The metabolic capabilities of iIN800 were evaluated by using FBA and linear programming to simulate the biomass flux representing the in silico growth rate, which were derived by maximizing the biomass production. Data from various carbon-limited and nitrogen-limited chemostat experiments performed at either aerobic or anaerobic growth condition were taken from the literature for comparisons (see references in Additional file 3). These data were used to validate the metabolic capabilities of the model by comparing in silico biomass yields with in vivo biomass yields. The in silico biomass yields were calculated by fixing measurable uptake rates of extracellular metabolites, such as glucose, ammonium and oxygen, as well as secretions rates of acetate, glycerol, ethanol, succinate, pyruvate and carbon dioxide. The biomass equation (or flux), which was the objective function, was changed depending on the growth conditions evaluated according to the data provide in Table 4.

The impact of individual gene deletions on cell growth of iIN800 was evaluated by eliminating the reaction(s) corresponding to each gene in the model from the stoichiometric matrix S and then simulating growth of the mutant by FBA. The in silico gene essentialities were simulated for growth on rich- and minimal-medium. For minimal media, different carbon sources (glucose, galactose, glycerol and ethanol), ammonium, sulphate and phosphate were evaluated. For rich media, the uptake fluxes of amino acids, purines and pyrimidines were added as additional constraints as previously described 18. The in silico simulations were compared to experimental data available in the MIPS and SGD databases and from competitive growth assays 34 as well as yeast mutant array experiments 22. The power of iIN800 to predict gene essentiality was evaluated based on the criteria defined as follows:

Accuracy = (TP + TN)/(TP + TN + FP +FN)

Sensitivity = TP/(TP + FN)

Specificity = TN/(TN + FP)

Positive predictive value = TN/(TP + FP)

Negative predictive value = TN/(TN+FN)

Geometric mean = (Sensitivity·Specificity)^1/2

where TP = true positive, TN = true negative, FP = false positive, FN = false negative. Positive and negative values referred to viable and lethal phenotype, respectively.
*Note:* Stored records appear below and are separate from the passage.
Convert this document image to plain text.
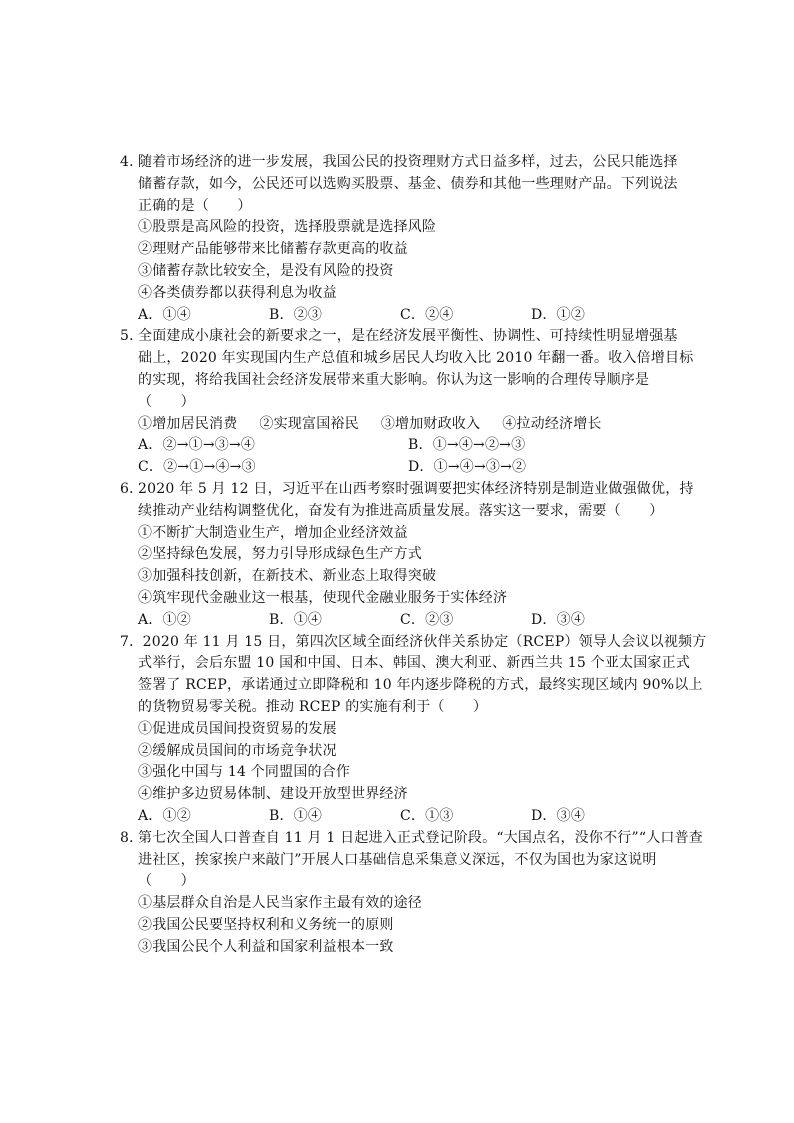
4．随着市场经济的进一步发展，我国公民的投资理财方式日益多样，过去，公民只能选择
储蓄存款，如今，公民还可以选购买股票、基金、债券和其他一些理财产品。下列说法
正确的是（　　）
①股票是高风险的投资，选择股票就是选择风险
②理财产品能够带来比储蓄存款更高的收益
③储蓄存款比较安全，是没有风险的投资
④各类债券都以获得利息为收益
A．①④	B．②③	C．②④	D．①②
5．全面建成小康社会的新要求之一，是在经济发展平衡性、协调性、可持续性明显增强基
础上，2020 年实现国内生产总值和城乡居民人均收入比 2010 年翻一番。收入倍增目标
的实现，将给我国社会经济发展带来重大影响。你认为这一影响的合理传导顺序是
（　　）
①增加居民消费 ②实现富国裕民 ③增加财政收入 ④拉动经济增长
A．②→①→③→④	B．①→④→②→③
C．②→①→④→③	D．①→④→③→②
6．2020 年 5 月 12 日，习近平在山西考察时强调要把实体经济特别是制造业做强做优，持
续推动产业结构调整优化，奋发有为推进高质量发展。落实这一要求，需要（　　）
①不断扩大制造业生产，增加企业经济效益
②坚持绿色发展，努力引导形成绿色生产方式
③加强科技创新，在新技术、新业态上取得突破
④筑牢现代金融业这一根基，使现代金融业服务于实体经济
A．①②	B．①④	C．②③	D．③④
7． 2020 年 11 月 15 日，第四次区域全面经济伙伴关系协定（RCEP）领导人会议以视频方
式举行，会后东盟 10 国和中国、日本、韩国、澳大利亚、新西兰共 15 个亚太国家正式
签署了 RCEP，承诺通过立即降税和 10 年内逐步降税的方式，最终实现区域内 90%以上
的货物贸易零关税。推动 RCEP 的实施有利于（　　）
①促进成员国间投资贸易的发展
②缓解成员国间的市场竞争状况
③强化中国与 14 个同盟国的合作
④维护多边贸易体制、建设开放型世界经济
A．①②	B．①④	C．①③	D．③④
8．第七次全国人口普查自 11 月 1 日起进入正式登记阶段。“大国点名，没你不行”“人口普查
进社区，挨家挨户来敲门”开展人口基础信息采集意义深远，不仅为国也为家这说明
（　　）
①基层群众自治是人民当家作主最有效的途径
②我国公民要坚持权利和义务统一的原则
③我国公民个人利益和国家利益根本一致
Published microarray data were retrieved from Gene Expression Omnibus (GEO) 49. The CEL files were normalized by the dChip software 50 in order to minimize overall intensity variation among a set of chips. The statistical test of significance was done by ANOVA or student t-test for p-value calculation.

Briefly, we describe the Reporter Metabolite calculations. The genome-scale model was converted to a bipartite undirected graph. In this graph each metabolite node has as neighbors the enzymes catalyzing the formation and consumption of the metabolite. The transcriptome data were mapped on the enzyme nodes using the significant values of gene expression. The normal commutative distribution was used to convert the p-values to a Z-score for further calculations. To identify an importance of metabolites in the metabolic network of the particular experimental conditions, the reporter algorithm was applied as described earlier 14.

The interactome network was initially constructed with data obtained from YPD 43, ChIP-chip databases 51 (protein-DNA interaction) and BioGRID 52 (protein-protein interaction). The candidate genes of high scoring Reporter Metabolites were retrieved from the bipartite metabolite-gene encoding enzyme interaction graph. They were then used to identify subnetworks from the interactome network 53. Significantly changing p-values from microarray data were mapped on the subnetwork and then also genes having a p-value < 0.01 directly connected with the Reporter Metabolites. The module was visualized by Cytoscape software 54.